И куда им тогда деваться? Разве что навести порчу и на Рубца.
***
Часы на арке работали исправно и даже брали на себя больше положенного. Пробивая одиннадцать, они исполнили мотив песни о городе – мелодию, ежечасно оглашающую центр Кишинева с других часов – тех, что на башне городской мэрии, метрах в двухстах от настоящей Арки Победы. Поразившая Валентина арка была совсем как та, настоящая, по циферблату которой сверяют время чиновники из здания правительства напротив. Да пожалуй, она и была настоящей – из чистого золота, и стоила, подумалось Валентину, не многим меньше оригинала. Сам стол, на котором гордо возвышалось пресс-папье в виде арки с беззастенчиво укравшими мелодию часами, словно впав в немилость, переместился в дальний угол комнаты и совершенно не привлекал бы к себе внимания, если б не золотая копия шедевра кишиневской архитектуры.
Центр директорского кабинета теперь занимали два стула, примостившиеся к прозрачному круглому столику на изящных ножках. Недопитая бутылка шампанского в окружении одного стоически чистого и двух меченых помадой бокалов, двухэтажной вазы с потемневшими бананами и подсохшими дольками нарезанных апельсинов и киви – вот все, что занимало поверхность крохотного столика.
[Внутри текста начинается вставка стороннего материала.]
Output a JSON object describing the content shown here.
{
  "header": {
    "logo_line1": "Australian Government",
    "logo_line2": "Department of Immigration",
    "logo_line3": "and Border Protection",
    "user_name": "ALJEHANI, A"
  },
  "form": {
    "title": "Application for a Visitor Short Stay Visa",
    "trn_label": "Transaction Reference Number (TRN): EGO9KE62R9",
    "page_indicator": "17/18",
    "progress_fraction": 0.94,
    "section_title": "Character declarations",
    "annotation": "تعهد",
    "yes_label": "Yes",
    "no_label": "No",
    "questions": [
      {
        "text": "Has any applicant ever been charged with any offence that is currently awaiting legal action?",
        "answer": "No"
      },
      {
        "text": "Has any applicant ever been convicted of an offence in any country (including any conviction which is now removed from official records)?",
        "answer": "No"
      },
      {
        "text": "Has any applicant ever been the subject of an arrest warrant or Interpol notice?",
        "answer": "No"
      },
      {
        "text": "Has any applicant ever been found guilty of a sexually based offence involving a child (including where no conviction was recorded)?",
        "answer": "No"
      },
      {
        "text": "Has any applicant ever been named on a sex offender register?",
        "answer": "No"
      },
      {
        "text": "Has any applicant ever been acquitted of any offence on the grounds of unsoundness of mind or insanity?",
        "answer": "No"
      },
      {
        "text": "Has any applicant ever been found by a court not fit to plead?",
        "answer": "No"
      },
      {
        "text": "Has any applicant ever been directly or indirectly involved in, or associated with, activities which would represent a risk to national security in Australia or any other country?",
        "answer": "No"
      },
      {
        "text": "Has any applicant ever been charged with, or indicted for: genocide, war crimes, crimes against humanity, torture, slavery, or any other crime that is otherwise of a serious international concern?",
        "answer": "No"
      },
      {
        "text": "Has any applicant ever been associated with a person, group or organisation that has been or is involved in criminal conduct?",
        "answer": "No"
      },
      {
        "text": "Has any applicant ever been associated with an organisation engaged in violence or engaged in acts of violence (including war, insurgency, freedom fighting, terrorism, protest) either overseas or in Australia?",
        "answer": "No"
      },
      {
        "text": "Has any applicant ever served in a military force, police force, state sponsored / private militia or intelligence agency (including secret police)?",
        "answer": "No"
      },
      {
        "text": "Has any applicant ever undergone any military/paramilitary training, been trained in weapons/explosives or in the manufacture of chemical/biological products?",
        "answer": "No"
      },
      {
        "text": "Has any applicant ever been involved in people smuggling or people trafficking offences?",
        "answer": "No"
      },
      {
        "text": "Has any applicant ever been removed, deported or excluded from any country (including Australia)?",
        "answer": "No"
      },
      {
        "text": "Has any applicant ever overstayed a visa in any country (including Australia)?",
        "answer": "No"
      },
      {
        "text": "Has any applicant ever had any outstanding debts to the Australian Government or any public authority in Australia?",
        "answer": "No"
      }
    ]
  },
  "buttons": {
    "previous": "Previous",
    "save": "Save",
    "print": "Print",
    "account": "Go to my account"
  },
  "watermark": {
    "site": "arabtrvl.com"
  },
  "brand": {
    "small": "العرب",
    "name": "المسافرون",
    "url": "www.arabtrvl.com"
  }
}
С другой стороны к нему примыкала широченная кровать, которую язык не повернется назвать двуспальной – минимум на четырех человек, хотя подушек действительно было две. Еще одна кровать нависала с потолка – в зеркале, полностью совпадавшем размером и расположением с ложем внизу.
Чуть в стороне от окна, из которого Рубец когда-то показал Валентину будущее место работы, на темной тумбе с высокими стеклянными дверцами расположился огромный телевизор с плоским экраном, по обе стороны которого возвышались два серебристых небоскреба – звуковые динамики. Чтобы увидеть снующих между рядами людей, теперь пришлось бы одернуть розовые бархатные шторы, которые гармонировали, и то с оговоркой, разве что с дальней стеной, выкрашенной, в отличие от трех желтых, в бордовый цвет. В правый угол бордовой стены и был сослан бывший хозяин кабинета – неуместный в новой обстановке офисный стол с золотой аркой победы, в другом же примостилась изящная этажерка, представлявшая что-то наподобие открытого бара – так тесно было на ее полках бутылкам с разноцветными жидкостями.